McCarthy will likely try to pass the plan before April 28 to increase the Republicans’ negotiating ability with Biden, who has refused to negotiate with the House.
“He threatened to become the first speaker to default on our national debt … which would throw us into a gigantic recession and beyond unless he gets what he wants in the budget,” Biden claimed.
“Folks, you got to ask yourself, what are MAGA Republicans in Congress doing?” Biden questioned the proposal. “Why are they doing this? What is the purpose.”
Speaker of the House Kevin McCarthy (R-CA) holds an event to mark 100 days of the Republican majority in the House, at the Capitol in Washington, Monday, April 17, 2023. (J. Scott Applewhite/AP)
Using class warfare rhetoric, Biden alleged the MAGA budget plan would only help the wealthy while hurting the those on entitlements.

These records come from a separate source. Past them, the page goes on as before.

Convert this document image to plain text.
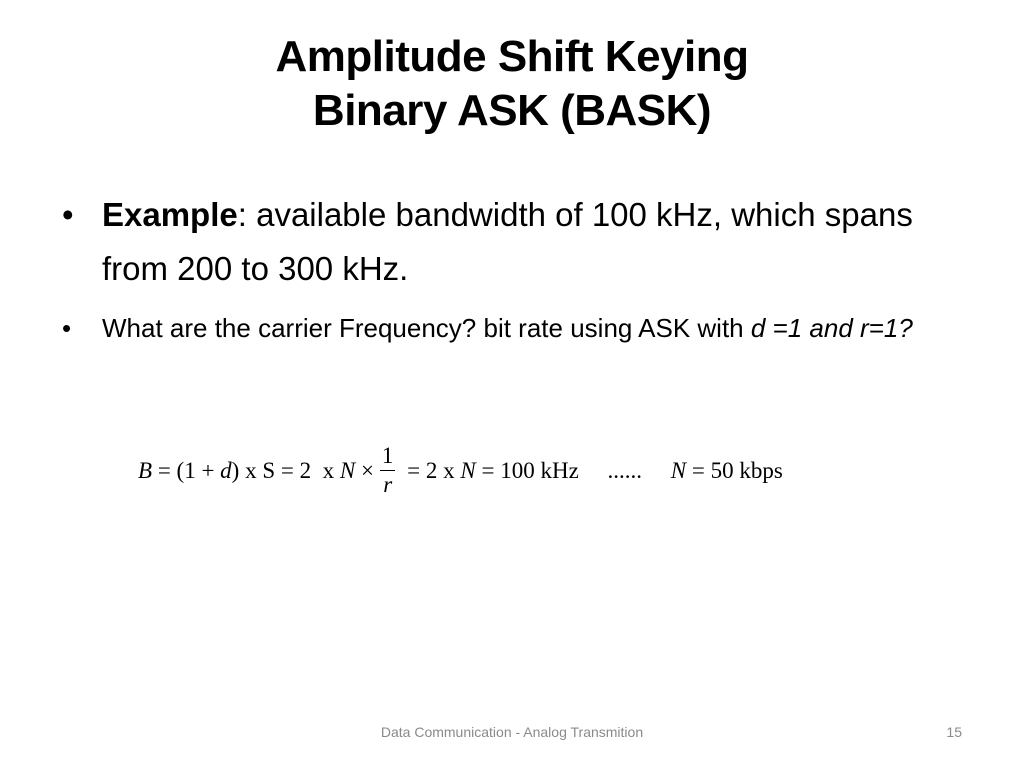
Amplitude Shift Keying
Binary ASK (BASK)
• Example: available bandwidth of 100 kHz, which spans from 200 to 300 kHz.
• What are the carrier Frequency? bit rate using ASK with d =1 and r=1?
B = (1 + d ) x S = 2  x $N \times \frac{1}{r} = 2$ x N = 100 kHz     ...... N = 50 kbps
Data Communication - Analog Transmition	15
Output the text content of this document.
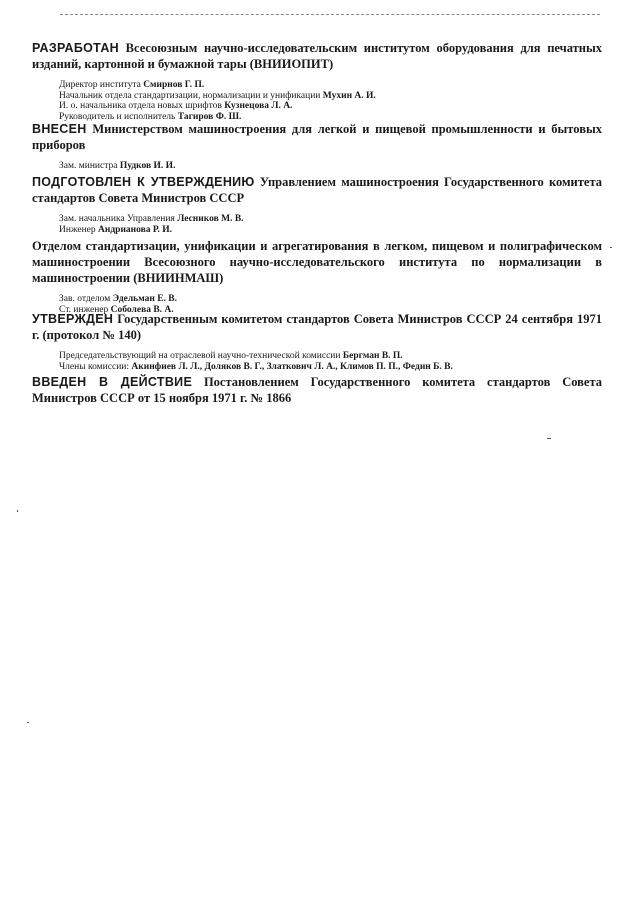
РАЗРАБОТАН Всесоюзным научно-исследовательским институтом оборудования для печатных изданий, картонной и бумажной тары (ВНИИОПИТ)

Директор института Смирнов Г. П.
Начальник отдела стандартизации, нормализации и унификации Мухин А. И.
И. о. начальника отдела новых шрифтов Кузнецова Л. А.
Руководитель и исполнитель Тагиров Ф. Ш.

ВНЕСЕН Министерством машиностроения для легкой и пищевой промышленности и бытовых приборов

Зам. министра Пудков И. И.

ПОДГОТОВЛЕН К УТВЕРЖДЕНИЮ Управлением машиностроения Государственного комитета стандартов Совета Министров СССР

Зам. начальника Управления Лесников М. В.
Инженер Андрианова Р. И.

Отделом стандартизации, унификации и агрегатирования в легком, пищевом и полиграфическом машиностроении Всесоюзного научно-исследовательского института по нормализации в машиностроении (ВНИИНМАШ)

Зав. отделом Эдельман Е. В.
Ст. инженер Соболева В. А.

УТВЕРЖДЕН Государственным комитетом стандартов Совета Министров СССР 24 сентября 1971 г. (протокол № 140)

Председательствующий на отраслевой научно-технической комиссии Бергман В. П.
Члены комиссии: Акинфиев Л. Л., Доляков В. Г., Златкович Л. А., Климов П. П., Федин Б. В.

ВВЕДЕН В ДЕЙСТВИЕ Постановлением Государственного комитета стандартов Совета Министров СССР от 15 ноября 1971 г. № 1866
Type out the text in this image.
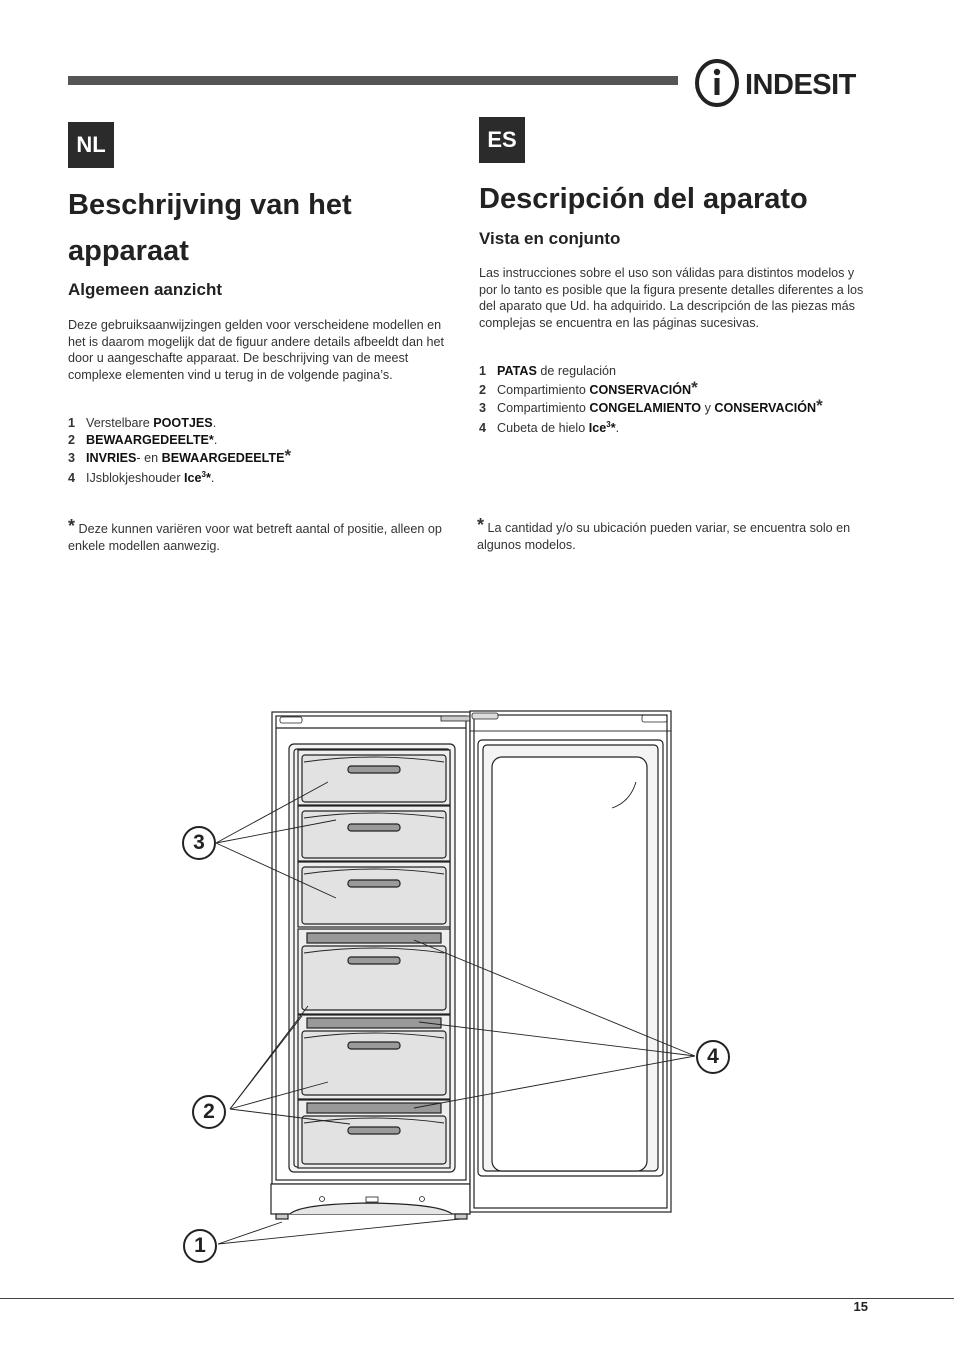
INDESIT
NL
Beschrijving van het
apparaat
Algemeen aanzicht

Deze gebruiksaanwijzingen gelden voor verscheidene modellen en het is daarom mogelijk dat de figuur andere details afbeeldt dan het door u aangeschafte apparaat. De beschrijving van de meest complexe elementen vind u terug in de volgende pagina’s.

1 Verstelbare POOTJES.
2 BEWAARGEDEELTE*.
3 INVRIES- en BEWAARGEDEELTE*
4 IJsblokjeshouder Ice$^3$*.

* Deze kunnen variëren voor wat betreft aantal of positie, alleen op enkele modellen aanwezig.

ES
Descripción del aparato
Vista en conjunto

Las instrucciones sobre el uso son válidas para distintos modelos y por lo tanto es posible que la figura presente detalles diferentes a los del aparato que Ud. ha adquirido. La descripción de las piezas más complejas se encuentra en las páginas sucesivas.

1 PATAS de regulación
2 Compartimiento CONSERVACIÓN*
3 Compartimiento CONGELAMIENTO y CONSERVACIÓN*
4 Cubeta de hielo Ice$^3$*.

* La cantidad y/o su ubicación pueden variar, se encuentra solo en algunos modelos.

3
2
1
4
15
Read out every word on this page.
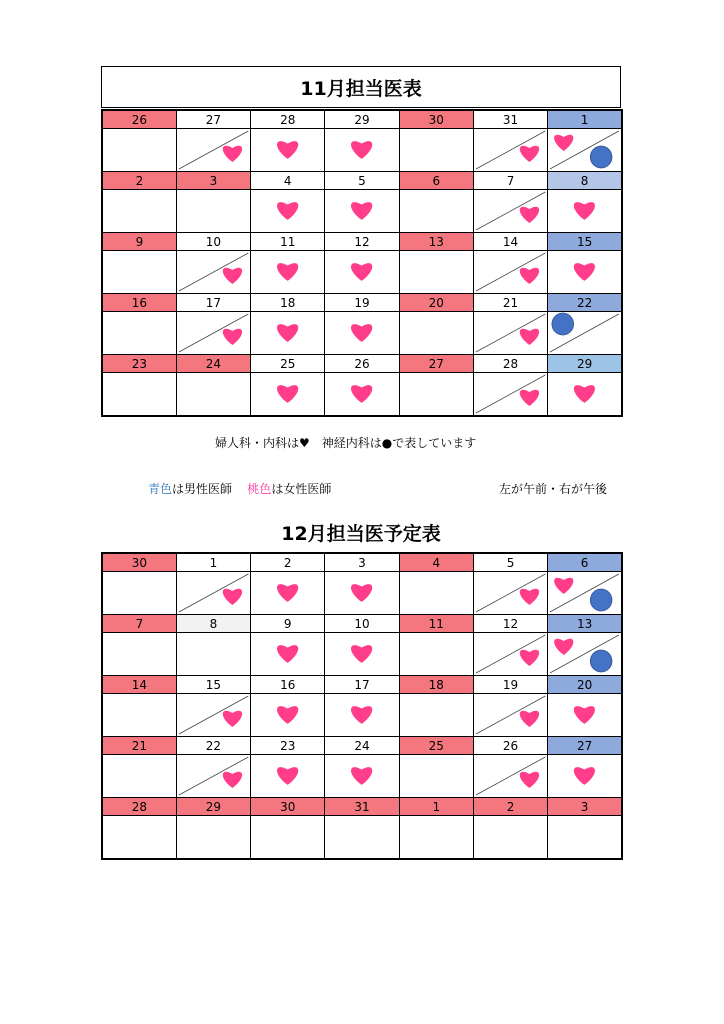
11月担当医表
26	27	28	29	30	31	1

2	3	4	5	6	7	8

9	10	11	12	13	14	15

16	17	18	19	20	21	22

23	24	25	26	27	28	29

婦人科・内科は♥　神経内科は●で表しています
青色は男性医師 桃色は女性医師	左が午前・右が午後
12月担当医予定表
30	1	2	3	4	5	6

7	8	9	10	11	12	13

14	15	16	17	18	19	20

21	22	23	24	25	26	27

28	29	30	31	1	2	3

Biden did not mention the administration’s policies that fueled inflation and caused, in part, a bank crisis. In turn, interest rates have increased to tamp down inflation, as Americans have become increasingly concerned about the economy.
Security guards let individuals enter the Silicon Valley Bank’s headquarters in Santa Clara, California, on Monday, March 13, 2023. (AP Photo/ Benjamin Fanjoy)
In 2022, Biden’s 40-year-high inflation cost American households an average of $5,200 extra, or $433 per month, according to Bloomberg.
“The speaker talked about limited spending,” Biden said. “It sounds good,” Biden quickly added, using the Republican proposal to congratulate his administration on allegedly cutting the deficit by $1.7 billion in two years.
According to an American Action Network poll released Tuesday, voters in 87 battleground districts largely agree with House Republicans’ plan to raise the debt ceiling with spending reforms.
Fifty percent of voters oppose increasing the debt ceiling without cutting spending. Just 37 percent of these voters want a clean debt ceiling to be passed through Congress. Fifty-three percent agree with McCarthy’s strategy. Only 39 percent agree with Biden’s plan.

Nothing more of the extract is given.